Le Canada va indemniser les familles des enfants autochtones retirés de la garde de leurs parents

La ministre des Services aux Autochtones du Canada, Patty Hajdu, et la chef régionale de l'Assemblée des Premières Nations, Cindy Woodhouse, lors d'une conférence de presse à Ottawa, Ontario, Canada, le 4 janvier 2022.

Le Canada a annoncé la conclusion d'un accord de principe d'un montant de 40 milliards de dollars canadiens (27,8 milliards d'euros) pour indemniser les enfants autochtones et leur famille victimes de discrimination par le système de protection de l'enfance dont ils dépendent et réformer ce dernier.

Cette entente, dont le montant prévu avait été annoncé mi-décembre par le Premier ministre Justin Trudeau, est "le plus important accord d'indemnisation dans l'histoire du Canada", a déclaré le ministre fédéral des Relations Couronne-Autochtones, Mark Miller mardi lors d'une conférence de presse en vidéo.

L'accord de principe, qui sera finalisé dans les mois à venir, vise à mettre fin à des années de litiges portant sur les sommes allouées par l'Etat fédéral aux services de protection de l'enfance pour les Premières Nations en comparaison à ceux offerts aux enfants non-autochtones.

La moitié de cette somme servira à compenser les enfants autochtones retirés de la garde de leurs parents et placés dans le système de protection de l'enfance, l'autre permettra de réformer ce système durant les cinq prochaines années.

"Aucune indemnisation ne peut compenser le traumatisme qu'ont subi les gens", a observé la ministre des Services aux Autochtones, Patty Hadju. Mais l'accord "reconnaît pour les survivants et leurs familles la douleur et le préjudice causés par la discrimination dans le financement et les services".

En 2019, le Tribunal canadien des droits de la personne avait ordonné au gouvernement de verser une compensation de 40.000 dollars canadiens à chacun des milliers d'enfants des Premières Nations retirés de la garde de leurs parents et placés dans le système de protection de l'enfance après 2006. La décision avait été validée en septembre dernier.

Fin octobre, le gouvernement a demandé à la cour d'appel fédérale d'annuler cette décision historique, estimant que ces indemnisations étaient bien nécessaires mais qu'elles préféraient régler les détails dans le cadre d'un accord négocié.

Le montant exact qui sera versé à chaque personne, ainsi que les modalités et le calendrier, seront déterminés lors de consultations entre des experts et la principale organisation autochtone du pays, l'Assemblée des Premières Nations, ont expliqué des avocats de plaignants dans deux affaires.

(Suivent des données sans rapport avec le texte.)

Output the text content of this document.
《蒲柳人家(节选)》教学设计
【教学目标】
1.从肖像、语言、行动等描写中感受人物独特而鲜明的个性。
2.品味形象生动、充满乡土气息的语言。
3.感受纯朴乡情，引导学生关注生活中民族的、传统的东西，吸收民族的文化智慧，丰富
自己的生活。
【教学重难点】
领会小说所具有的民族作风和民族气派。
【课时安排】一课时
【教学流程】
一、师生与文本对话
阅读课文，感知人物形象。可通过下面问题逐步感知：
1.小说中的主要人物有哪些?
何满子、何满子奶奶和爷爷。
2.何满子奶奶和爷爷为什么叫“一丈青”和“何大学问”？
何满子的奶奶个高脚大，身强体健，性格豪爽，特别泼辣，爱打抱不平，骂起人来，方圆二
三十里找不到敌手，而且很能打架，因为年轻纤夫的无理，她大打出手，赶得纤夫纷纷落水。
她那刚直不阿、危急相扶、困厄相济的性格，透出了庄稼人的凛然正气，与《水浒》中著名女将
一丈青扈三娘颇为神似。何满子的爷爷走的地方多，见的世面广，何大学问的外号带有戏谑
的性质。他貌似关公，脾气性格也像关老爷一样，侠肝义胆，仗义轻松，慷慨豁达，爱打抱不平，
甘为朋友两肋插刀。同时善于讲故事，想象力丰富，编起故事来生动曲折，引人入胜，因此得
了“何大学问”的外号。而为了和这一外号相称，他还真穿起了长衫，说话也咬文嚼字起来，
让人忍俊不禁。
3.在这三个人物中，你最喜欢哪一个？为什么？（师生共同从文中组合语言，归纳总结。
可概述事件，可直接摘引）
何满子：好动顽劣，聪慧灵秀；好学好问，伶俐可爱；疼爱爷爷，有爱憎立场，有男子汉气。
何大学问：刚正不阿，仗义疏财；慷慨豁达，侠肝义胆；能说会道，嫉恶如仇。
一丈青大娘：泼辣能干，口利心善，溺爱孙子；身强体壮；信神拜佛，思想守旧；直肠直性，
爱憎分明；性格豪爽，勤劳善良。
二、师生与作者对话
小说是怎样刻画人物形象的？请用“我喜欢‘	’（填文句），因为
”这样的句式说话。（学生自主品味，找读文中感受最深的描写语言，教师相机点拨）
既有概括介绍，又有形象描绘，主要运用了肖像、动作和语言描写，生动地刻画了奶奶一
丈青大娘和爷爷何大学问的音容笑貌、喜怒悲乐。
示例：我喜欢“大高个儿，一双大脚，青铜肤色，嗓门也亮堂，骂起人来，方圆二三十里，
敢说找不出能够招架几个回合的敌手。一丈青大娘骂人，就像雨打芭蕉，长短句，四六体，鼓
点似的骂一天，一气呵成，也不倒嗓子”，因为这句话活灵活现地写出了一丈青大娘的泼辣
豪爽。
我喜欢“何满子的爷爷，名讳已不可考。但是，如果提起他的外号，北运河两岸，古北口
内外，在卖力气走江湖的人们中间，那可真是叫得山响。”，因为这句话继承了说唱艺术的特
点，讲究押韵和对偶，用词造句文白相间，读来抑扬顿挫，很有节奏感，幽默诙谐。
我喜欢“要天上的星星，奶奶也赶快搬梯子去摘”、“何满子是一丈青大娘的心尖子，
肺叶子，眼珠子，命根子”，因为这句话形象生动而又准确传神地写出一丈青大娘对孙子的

"Cet accord est historique et nous espérons qu'il marquera un tournant décisif dans le travail de réconciliation de ce pays", a observé l'un de ces avocats, Robert Kugler, dans un communiqué.

Selon lui, son montant "souligne la gravité du dommage subi et fournira un soutien financier pour permettre aux victimes d'améliorer leur vie en allant de l'avant".

L'annonce de cet accord intervient en pleine introspection du pays sur les torts causés aux inuits, métis ou membres des Premières Nations (Dene, Mohawks, Ojibway, Cris et Algonquins...).

Depuis mai dernier, plus d'un millier de tombes anonymes ont été retrouvées sur les sites d'anciens pensionnats catholiques pour autochtones, remettant en lumière un sombre chapitre de l'histoire du Canada et sa politique d'assimilation forcée considérée depuis 2015 comme un "génocide culturel".

De la fin du XIXe siècle aux années 1990, quelque 150.000 enfants autochtones ont été placés de force dans 139 pensionnats aujourd'hui fermés, où ils ont été coupés de leurs familles, de leur langue et de leur culture. Des milliers n'en sont jamais revenus. L'Eglise catholique du Canada a présenté en septembre des excuses officielles aux peuples autochtones.